For those interested in other examples, you will want to visit LegiStorm.com (here) a web site that allows one to search such trips by U.S. official, sponsor, most active sponsor, most expensive trips, etc.

This raises the question of whether there is a double standard.

Will a U.S. company’s interaction with a “foreign official” (however that term is interpreted) be subject to more scrutiny and different standards than its interaction with a U.S. official?

Do we reflexively label a “foreign official” who receives “things of value” from private business interests as corrupt, yet when a U.S. official similarly receives “things of value” from private business interests we merely say “well, no one said our system is perfect”?

The U.S. has a domestic bribery statute (18 USC 201) (see here) which has similar (yet not identical) elements to the FCPA. Should not there at least be some level of intellectual and enforcement consistency with these statutes?

No doubt many of the trips identified by LegiStorm had a core, legitimate purpose. However, often times payment of a “foreign official’s” travel expenses also have a core, legitimate purpose. The FCPA enforcement action most “on-point” is the 2007 action against Lucent (see here and here).

It’s just not payment of a “foreign official’s” travel expenses which seem to be subject to a double standard, but also corporate donations as well. It’s common knowledge in this country that corporate interests donate, either directly or indirectly, to political campaigns, political action groups, or other causes to curry favor with politicians (or shall I say “participate in the political process”).

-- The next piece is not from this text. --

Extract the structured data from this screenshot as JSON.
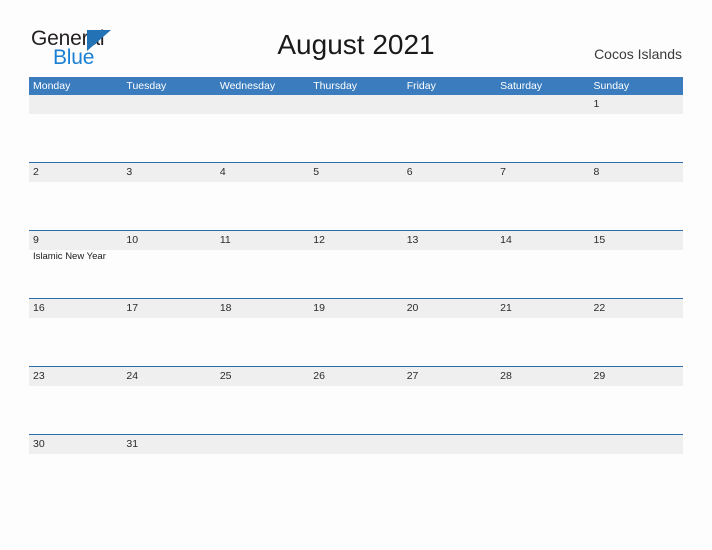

Yet, if a company makes even a bona fide charitable contribution abroad, they will be subject to FCPA scrutiny. The FCPA enforcement action most “on-point” is the 2004 action against Schering-Plough (see here) involving a donation to a legitimate Polish castle restoration foundation where the founder/president of the foundation was also the director of a government health fund which provided money to hospitals throughout Poland for the purchase of pharmaceutical products.

All interesting issues/questions to ponder in what seems to be another example of how FCPA enforcement has indeed because the unique creature that it is. (See here for a prior post on this issue).